I understand the query would work if only it had aggregate functions in the sub-query. But in this case there is no aggregate function used and as I understand the inner query will give multiple values which needs to be compared with PROC1-10.
Note that the sub-query is correlated, it is joining column PROC1 in the main table (t1 in my example code) to the CODE column in the sub-query table (USR_RACSTER.CHL_2017).
To use your sample data values:
We still need the MAX function to ensure that the sub-query only returns a single row. if there were multiple rows in the sub-query table that contained the same value as PROC1 this would fail if we didn't have the MAX function.
Another way to look at this may be to think about the original logic.
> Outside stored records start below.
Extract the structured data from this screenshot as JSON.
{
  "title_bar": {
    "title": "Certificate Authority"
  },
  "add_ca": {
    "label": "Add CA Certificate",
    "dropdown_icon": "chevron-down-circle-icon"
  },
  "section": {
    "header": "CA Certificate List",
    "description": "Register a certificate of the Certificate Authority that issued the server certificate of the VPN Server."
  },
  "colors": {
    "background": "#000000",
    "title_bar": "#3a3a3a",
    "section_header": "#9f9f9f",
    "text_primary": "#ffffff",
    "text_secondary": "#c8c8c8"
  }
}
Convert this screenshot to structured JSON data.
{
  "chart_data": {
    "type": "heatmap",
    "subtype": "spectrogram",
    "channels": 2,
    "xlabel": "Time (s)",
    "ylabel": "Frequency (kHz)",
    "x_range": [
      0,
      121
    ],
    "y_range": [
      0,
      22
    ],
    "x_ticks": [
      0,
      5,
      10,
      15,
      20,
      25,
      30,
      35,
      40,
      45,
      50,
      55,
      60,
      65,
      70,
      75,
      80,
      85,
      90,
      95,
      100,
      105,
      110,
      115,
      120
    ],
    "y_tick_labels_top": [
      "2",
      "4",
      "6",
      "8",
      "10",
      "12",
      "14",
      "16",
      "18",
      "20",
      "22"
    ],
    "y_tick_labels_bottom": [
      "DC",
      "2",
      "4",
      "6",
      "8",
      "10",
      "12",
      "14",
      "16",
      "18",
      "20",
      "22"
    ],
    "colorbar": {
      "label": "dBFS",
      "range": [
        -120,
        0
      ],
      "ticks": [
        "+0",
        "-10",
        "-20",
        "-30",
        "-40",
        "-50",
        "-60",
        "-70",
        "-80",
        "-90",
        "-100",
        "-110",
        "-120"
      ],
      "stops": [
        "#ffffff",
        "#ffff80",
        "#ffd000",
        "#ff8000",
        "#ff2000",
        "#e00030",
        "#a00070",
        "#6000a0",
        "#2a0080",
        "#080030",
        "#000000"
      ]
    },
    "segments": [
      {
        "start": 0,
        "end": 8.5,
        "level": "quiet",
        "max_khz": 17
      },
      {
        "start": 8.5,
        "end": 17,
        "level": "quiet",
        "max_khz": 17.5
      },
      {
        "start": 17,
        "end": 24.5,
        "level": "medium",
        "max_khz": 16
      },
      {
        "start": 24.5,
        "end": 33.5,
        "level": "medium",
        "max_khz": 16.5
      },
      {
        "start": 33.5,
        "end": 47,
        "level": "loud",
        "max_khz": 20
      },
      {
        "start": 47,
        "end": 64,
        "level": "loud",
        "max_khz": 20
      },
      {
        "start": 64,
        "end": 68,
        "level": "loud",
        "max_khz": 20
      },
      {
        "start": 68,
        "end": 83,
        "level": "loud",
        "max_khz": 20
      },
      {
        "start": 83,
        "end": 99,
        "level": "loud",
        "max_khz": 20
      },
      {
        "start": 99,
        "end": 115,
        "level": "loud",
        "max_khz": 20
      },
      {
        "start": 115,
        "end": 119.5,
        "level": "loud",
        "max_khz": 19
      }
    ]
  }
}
Taking a snippet of Laura's original code:
WHEN PROC1 IN (SELECT CODE FROM USR_RACSTER.CHL_2017 WHERE VALUE_SET_NAME IN('Chlamydia Tests') AND CODE_SYSTEM IN ('CPT','HCPCS'))
Just looking at the sub-query, this could return a list of values.
However, only one of those values can match to the value in PROC1 (obviously).
So what is actually being asked is
"if the value in PROC1 is in one or more rows in the "USR_RACSTER.CHL_2017" table rows then "WHERE VALUE_SET_NAME IN('Chlamydia Tests')" then this is a match.
What I've done is code a join in the sub-query which forces that match to happen.
As I said above, we still need the MAX function because we need to ensure that the sub-query returns a single value (one column, one row).
I completely agree with your solution if the query is a correlated sub-query. I think there is a confusion here. Laura's first post doesnt show "AND code = a.Proc1" while later again in the later post we could see this join. So if later post by Laura is correct then Dave's solution should work. We need to figure out which is the correct query. The one at the first post or the later one. My solution is totally based on the first post. Hey Laura, can you confirm on this?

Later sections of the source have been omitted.